The unified memory 1206 is used for storing input data and output data. The weight data directly passes through a Memory Access Controller (DMAC) 1205, and the DMAC is transferred to the weight Memory 1202. The input data is also carried into the unified memory 1206 by the DMAC.

The BIU is a Bus Interface Unit 1210 for the interaction of the AXI Bus with the DMAC and an Instruction Fetch memory (IFB) 1209.

A Bus Interface Unit 1210(Bus Interface Unit, BIU for short) is used for the instruction fetch memory 1209 to fetch instructions from the external memory, and is also used for the storage Unit access controller 1205 to fetch the original data of the input matrix a or the weight matrix B from the external memory.

The DMAC is mainly used to transfer input data in the external memory DDR to the unified memory 1206 or to transfer weight data into the weight memory 1202 or to transfer input data into the input memory 1201.

The vector calculation unit 1207 includes a plurality of operation processing units, and performs further processing on the output of the operation circuit, such as vector multiplication, vector addition, exponential operation, logarithmic operation, magnitude comparison, and the like, if necessary. The method is mainly used for non-convolution/full-connection layer network calculation in the neural network, such as Batch Normalization, pixel-level summation, up-sampling of a feature plane and the like.
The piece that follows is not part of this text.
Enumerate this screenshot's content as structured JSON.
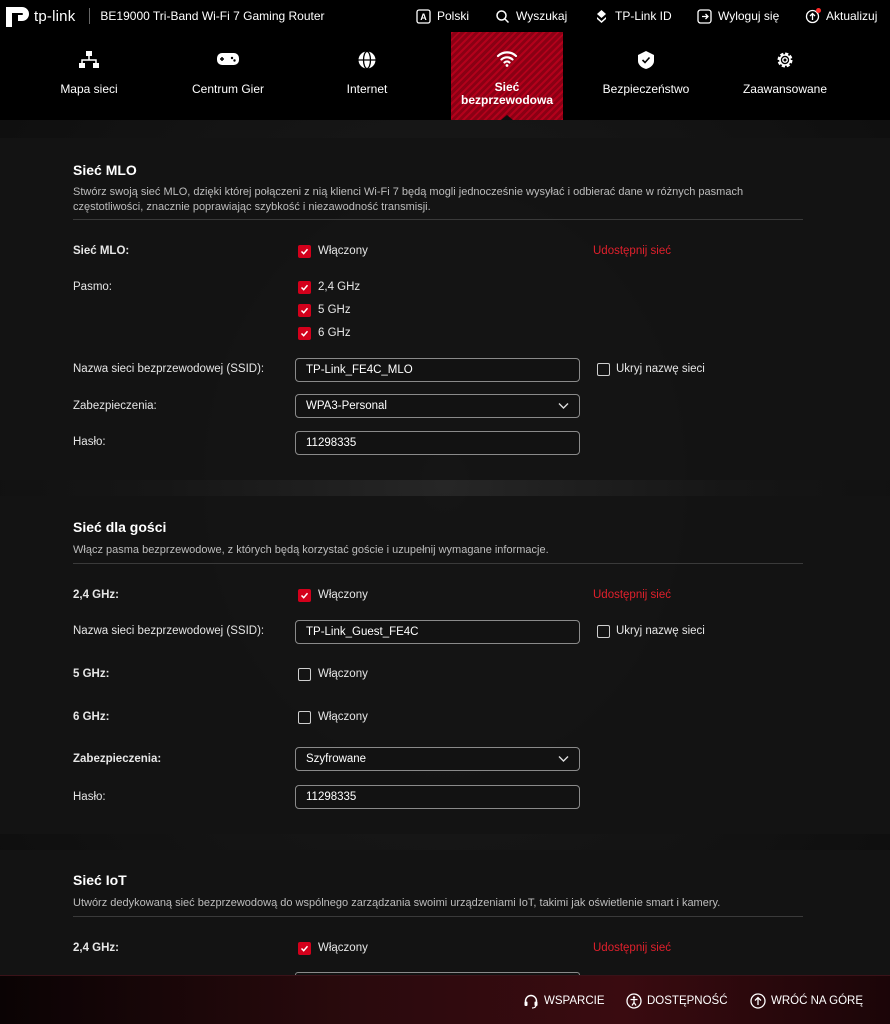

In some implementations, the vector calculation unit 1207 can store the processed output vector to the unified memory 1206. For example, the vector calculation unit 1207 may apply a linear function and/or a nonlinear function to the output of the operation circuit 1203, for example, linear interpolation is performed on the feature planes extracted by the convolution layer, and further, for example, a vector of accumulated values is used to generate an activation value. In some implementations, the vector calculation unit 1207 generates normalized values, pixel-level summed values, or both. In some implementations, the vector of processed outputs can be used as activation inputs to arithmetic circuitry 1203, e.g., for use in subsequent layers in a neural network.

An instruction fetch buffer (issue fetch buffer)1209 connected to the controller 1204, configured to store instructions used by the controller 1204;

the unified memory 1206, the input memory 1201, the weight memory 1202, and the instruction fetch memory 1209 are all On-Chip memories. The external memory is private to the NPU hardware architecture.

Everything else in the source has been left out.